Proposed National Pollutant Discharge Elimination System Regulations to Establish Requirements for Cooling Water Intake Structures at Phase II Existing Facilities

Stated Purpose:

This notice presents revised analyses supporting a rule to implement §316(b) of the Clean Water Act, including a new analysis of nonuse benefits.

Summary of RSP Comment:

EPA’s efforts to place values on the nonuse benefits attributable to reducing fish losses due to entrainment and impingement at power facility cooling water intakes illustrates the problems with attempting to capture subjective utility measures in policy decisions. EPA estimates that the commercial value (or value to American consumers) of the proposed regulations is $80,000 per year. It estimates the recreational fishing value at another $880,000 per year. In contrast, it values the nonuse benefits associated with the fish protected by the proposed regulations at between $14,170,000 and 26,870,000. On a per-pound basis, the nonuse values of the common fish examined in the NODA are 54 to 100 times greater than actual use values. This is implausible.

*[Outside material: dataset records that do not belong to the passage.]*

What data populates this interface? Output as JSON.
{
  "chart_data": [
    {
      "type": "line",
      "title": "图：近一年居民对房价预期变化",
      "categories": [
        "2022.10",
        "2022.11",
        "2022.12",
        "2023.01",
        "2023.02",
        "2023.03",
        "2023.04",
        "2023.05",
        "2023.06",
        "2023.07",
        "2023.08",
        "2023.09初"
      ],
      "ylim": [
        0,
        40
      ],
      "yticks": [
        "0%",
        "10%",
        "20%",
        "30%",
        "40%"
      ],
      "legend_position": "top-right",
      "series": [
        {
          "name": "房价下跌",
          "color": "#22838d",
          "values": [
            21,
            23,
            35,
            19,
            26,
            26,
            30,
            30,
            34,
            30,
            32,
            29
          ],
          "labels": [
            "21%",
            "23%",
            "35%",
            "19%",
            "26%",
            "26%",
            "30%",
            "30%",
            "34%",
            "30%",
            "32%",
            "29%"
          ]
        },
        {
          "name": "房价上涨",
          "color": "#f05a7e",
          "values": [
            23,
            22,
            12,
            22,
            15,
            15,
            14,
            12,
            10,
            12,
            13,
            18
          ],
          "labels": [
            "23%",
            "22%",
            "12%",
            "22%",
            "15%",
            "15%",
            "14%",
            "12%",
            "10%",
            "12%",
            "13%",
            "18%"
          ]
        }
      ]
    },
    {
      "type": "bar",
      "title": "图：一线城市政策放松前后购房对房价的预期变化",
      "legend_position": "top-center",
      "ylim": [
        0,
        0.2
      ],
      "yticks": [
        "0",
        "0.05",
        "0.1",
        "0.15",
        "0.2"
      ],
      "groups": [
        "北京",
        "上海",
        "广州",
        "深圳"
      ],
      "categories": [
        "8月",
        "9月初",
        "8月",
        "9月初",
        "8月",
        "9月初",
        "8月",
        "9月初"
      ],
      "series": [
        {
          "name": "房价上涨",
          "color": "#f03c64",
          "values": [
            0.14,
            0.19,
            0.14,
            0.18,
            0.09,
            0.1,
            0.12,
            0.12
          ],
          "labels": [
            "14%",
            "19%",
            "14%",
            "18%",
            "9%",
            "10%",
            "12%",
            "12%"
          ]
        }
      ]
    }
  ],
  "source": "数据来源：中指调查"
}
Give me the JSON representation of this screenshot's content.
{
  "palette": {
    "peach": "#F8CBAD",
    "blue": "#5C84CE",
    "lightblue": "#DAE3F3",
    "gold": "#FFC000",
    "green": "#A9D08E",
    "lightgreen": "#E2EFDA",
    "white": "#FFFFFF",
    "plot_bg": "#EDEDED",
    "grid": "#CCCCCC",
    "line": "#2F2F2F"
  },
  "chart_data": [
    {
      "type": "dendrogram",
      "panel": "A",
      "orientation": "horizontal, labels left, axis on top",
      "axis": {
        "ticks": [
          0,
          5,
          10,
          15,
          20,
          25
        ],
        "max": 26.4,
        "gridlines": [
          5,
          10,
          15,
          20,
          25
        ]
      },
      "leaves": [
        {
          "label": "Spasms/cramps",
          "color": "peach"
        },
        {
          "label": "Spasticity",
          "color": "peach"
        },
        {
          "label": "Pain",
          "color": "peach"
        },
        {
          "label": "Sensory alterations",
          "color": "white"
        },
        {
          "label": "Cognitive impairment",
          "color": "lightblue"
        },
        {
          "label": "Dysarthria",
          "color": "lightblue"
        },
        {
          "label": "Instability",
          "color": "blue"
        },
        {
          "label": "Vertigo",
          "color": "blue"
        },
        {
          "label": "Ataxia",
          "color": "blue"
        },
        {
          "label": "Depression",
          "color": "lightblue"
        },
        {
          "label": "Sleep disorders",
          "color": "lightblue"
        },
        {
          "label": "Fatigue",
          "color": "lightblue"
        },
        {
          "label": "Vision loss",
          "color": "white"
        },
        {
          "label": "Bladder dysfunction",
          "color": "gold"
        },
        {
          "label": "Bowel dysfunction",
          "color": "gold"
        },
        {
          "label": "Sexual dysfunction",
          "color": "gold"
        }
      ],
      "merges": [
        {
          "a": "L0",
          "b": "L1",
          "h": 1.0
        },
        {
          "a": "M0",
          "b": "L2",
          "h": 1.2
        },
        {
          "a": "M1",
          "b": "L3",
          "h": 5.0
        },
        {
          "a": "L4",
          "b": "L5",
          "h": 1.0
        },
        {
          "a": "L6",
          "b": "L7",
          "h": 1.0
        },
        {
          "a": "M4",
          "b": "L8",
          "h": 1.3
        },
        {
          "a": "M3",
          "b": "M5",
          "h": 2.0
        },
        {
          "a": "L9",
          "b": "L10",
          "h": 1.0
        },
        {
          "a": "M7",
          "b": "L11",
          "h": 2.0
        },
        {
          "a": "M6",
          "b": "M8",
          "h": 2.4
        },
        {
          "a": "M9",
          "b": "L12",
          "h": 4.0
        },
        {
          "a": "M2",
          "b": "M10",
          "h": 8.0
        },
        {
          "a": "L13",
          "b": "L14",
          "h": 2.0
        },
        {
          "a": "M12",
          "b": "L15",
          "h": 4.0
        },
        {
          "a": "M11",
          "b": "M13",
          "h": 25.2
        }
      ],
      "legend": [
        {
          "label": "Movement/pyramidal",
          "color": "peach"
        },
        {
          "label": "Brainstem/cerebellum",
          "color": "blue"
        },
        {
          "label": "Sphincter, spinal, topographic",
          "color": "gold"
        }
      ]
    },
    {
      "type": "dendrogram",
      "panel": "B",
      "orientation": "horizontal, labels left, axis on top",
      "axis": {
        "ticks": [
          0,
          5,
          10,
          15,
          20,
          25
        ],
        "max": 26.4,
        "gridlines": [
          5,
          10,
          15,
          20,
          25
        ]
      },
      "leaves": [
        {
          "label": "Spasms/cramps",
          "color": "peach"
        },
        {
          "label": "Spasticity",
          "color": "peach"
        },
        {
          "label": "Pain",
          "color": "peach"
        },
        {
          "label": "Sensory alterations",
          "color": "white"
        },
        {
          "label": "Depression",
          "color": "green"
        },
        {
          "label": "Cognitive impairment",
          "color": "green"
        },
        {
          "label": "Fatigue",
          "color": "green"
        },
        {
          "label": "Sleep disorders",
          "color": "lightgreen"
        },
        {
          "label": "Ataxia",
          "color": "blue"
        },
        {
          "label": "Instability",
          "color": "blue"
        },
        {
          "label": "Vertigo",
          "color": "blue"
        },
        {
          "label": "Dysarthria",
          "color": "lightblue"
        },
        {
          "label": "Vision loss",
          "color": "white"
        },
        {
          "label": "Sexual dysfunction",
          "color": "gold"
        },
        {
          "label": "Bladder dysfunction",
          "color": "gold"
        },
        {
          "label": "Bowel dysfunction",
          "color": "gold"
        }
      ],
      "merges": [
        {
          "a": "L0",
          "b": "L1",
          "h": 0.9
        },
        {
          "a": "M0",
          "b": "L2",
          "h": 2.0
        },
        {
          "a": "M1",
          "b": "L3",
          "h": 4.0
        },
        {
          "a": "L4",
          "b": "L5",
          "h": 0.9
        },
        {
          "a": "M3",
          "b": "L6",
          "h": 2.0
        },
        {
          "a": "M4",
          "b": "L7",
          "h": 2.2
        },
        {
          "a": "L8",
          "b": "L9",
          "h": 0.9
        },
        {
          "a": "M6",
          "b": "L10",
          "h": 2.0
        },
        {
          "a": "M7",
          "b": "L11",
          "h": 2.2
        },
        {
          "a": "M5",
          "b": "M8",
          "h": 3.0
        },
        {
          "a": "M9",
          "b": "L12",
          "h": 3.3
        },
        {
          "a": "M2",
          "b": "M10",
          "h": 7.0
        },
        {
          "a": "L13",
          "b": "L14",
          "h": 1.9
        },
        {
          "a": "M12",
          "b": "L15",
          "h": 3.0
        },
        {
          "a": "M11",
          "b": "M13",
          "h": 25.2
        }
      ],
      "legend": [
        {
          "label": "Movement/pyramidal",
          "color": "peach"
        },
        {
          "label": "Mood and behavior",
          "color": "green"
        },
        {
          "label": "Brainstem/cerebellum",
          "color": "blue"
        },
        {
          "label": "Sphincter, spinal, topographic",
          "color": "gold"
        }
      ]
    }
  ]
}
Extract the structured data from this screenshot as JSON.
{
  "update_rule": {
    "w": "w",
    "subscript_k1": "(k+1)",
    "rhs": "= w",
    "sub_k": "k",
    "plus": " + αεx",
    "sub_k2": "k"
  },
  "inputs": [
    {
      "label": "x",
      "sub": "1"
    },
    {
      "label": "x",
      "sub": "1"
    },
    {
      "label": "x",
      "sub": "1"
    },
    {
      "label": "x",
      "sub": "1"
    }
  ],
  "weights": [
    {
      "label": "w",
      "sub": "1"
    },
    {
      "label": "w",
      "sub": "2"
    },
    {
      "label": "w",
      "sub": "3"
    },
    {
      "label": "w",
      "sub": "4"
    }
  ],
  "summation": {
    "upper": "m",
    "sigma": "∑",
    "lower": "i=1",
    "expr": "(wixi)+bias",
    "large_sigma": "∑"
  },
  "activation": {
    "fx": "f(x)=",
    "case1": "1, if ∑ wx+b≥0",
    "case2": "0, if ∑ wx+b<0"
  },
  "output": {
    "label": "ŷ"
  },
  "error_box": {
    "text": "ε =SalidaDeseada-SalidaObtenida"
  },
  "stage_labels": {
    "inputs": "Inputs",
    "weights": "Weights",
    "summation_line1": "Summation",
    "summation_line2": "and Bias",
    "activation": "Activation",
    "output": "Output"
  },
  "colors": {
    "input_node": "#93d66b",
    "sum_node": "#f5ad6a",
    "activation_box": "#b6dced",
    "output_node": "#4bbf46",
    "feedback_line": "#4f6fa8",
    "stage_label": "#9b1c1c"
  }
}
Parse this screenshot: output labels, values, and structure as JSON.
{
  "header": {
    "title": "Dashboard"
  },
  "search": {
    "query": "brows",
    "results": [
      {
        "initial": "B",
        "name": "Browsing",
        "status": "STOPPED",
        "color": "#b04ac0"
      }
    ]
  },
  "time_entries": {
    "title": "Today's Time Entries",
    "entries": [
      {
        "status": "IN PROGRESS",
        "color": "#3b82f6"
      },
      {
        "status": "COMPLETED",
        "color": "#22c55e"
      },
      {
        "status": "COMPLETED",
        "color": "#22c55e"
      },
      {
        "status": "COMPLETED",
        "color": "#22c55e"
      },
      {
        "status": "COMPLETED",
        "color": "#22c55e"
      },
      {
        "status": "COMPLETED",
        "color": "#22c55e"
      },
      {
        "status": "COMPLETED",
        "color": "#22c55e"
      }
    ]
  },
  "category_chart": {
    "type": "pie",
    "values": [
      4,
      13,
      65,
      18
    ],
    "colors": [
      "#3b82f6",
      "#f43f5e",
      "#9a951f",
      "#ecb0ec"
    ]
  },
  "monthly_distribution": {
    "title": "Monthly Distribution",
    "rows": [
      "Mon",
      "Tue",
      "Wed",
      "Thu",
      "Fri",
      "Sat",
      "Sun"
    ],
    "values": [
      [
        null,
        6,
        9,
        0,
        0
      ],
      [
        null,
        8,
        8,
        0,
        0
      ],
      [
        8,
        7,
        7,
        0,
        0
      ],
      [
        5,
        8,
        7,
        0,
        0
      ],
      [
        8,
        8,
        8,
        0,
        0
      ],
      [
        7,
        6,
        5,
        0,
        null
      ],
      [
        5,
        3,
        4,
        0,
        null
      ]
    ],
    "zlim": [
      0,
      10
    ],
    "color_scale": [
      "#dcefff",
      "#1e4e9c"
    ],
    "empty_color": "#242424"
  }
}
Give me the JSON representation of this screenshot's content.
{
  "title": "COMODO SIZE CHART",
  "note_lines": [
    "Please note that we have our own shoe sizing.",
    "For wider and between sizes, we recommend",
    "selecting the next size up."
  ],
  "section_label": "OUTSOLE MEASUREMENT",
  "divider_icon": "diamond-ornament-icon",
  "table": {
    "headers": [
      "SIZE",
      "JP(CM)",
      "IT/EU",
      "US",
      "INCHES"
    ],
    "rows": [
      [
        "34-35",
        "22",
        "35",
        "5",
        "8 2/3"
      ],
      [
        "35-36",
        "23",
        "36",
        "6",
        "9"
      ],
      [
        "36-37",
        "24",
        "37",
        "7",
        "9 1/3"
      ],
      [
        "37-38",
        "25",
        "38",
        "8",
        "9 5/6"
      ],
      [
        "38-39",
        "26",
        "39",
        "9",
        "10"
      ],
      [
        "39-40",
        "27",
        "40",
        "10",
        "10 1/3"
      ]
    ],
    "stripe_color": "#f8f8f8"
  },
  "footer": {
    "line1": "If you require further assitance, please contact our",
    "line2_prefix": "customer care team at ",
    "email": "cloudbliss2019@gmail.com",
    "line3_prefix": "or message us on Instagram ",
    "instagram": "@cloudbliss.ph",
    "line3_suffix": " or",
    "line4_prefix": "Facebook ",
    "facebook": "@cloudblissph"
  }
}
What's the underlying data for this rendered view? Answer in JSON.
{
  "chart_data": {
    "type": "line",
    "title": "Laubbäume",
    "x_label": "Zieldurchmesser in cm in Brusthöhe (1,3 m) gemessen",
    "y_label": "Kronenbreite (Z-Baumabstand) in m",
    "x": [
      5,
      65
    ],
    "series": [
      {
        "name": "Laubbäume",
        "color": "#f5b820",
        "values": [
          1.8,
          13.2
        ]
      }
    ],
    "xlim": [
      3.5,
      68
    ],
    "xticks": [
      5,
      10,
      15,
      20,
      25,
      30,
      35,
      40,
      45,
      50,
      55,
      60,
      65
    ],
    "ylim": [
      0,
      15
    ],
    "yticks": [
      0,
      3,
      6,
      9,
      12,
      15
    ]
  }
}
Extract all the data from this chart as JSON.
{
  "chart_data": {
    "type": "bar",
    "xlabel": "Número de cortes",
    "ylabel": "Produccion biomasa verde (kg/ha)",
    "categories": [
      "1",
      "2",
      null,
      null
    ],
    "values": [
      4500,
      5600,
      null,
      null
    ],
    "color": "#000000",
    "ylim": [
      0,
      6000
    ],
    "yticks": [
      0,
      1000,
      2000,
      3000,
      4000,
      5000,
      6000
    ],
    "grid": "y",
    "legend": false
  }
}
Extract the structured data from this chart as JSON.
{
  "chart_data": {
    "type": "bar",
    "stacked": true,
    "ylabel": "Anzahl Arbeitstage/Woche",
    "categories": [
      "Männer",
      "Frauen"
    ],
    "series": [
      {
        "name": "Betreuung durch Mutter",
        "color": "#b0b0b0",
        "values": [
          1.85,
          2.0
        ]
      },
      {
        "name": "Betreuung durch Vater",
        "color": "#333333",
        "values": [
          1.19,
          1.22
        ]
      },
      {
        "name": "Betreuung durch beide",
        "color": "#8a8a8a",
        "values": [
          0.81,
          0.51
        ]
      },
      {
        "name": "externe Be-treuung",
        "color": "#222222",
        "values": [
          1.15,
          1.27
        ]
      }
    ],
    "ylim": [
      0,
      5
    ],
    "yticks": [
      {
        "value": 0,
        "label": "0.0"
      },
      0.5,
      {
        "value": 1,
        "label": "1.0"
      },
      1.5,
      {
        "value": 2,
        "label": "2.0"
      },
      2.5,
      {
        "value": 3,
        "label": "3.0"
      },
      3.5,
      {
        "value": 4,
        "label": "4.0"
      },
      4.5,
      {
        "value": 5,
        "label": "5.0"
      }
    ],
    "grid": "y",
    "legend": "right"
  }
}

EPA’s results suggest that every fish consumed actually costs Americans much more in nonuse values than it provides in consumption value. The logical conclusion from this result is that Americans could experience benefits of between $500 billion and $1 trillion per year, simply by not eating fish. Preferences revealed by the fact that Americans do eat fish shows the impossibility of the benefit estimates presented in the NODA.

Relying on stated preferences regarding hypothetical scenarios is widely recognized to be less reliable than relying on methods based on revealed preferences. In this NODA, EPA compounds the problems inherent in stated preference surveys by attempting to transfer the results of a CV study designed to value wetland habitat to estimate the benefits of common fish species. EPA appears to have gotten caught up in the complicated exercise of adjusting, extrapolating, and transferring, and not stopped to conduct a reality check on the plausibility of the results.

EPA should abandon efforts to estimate nonuse values of fish associated with this rule. While individuals may experience subjective utility gains from knowing that fish are not entrained or impinged, this does not justify regulation that imposes real opportunity costs.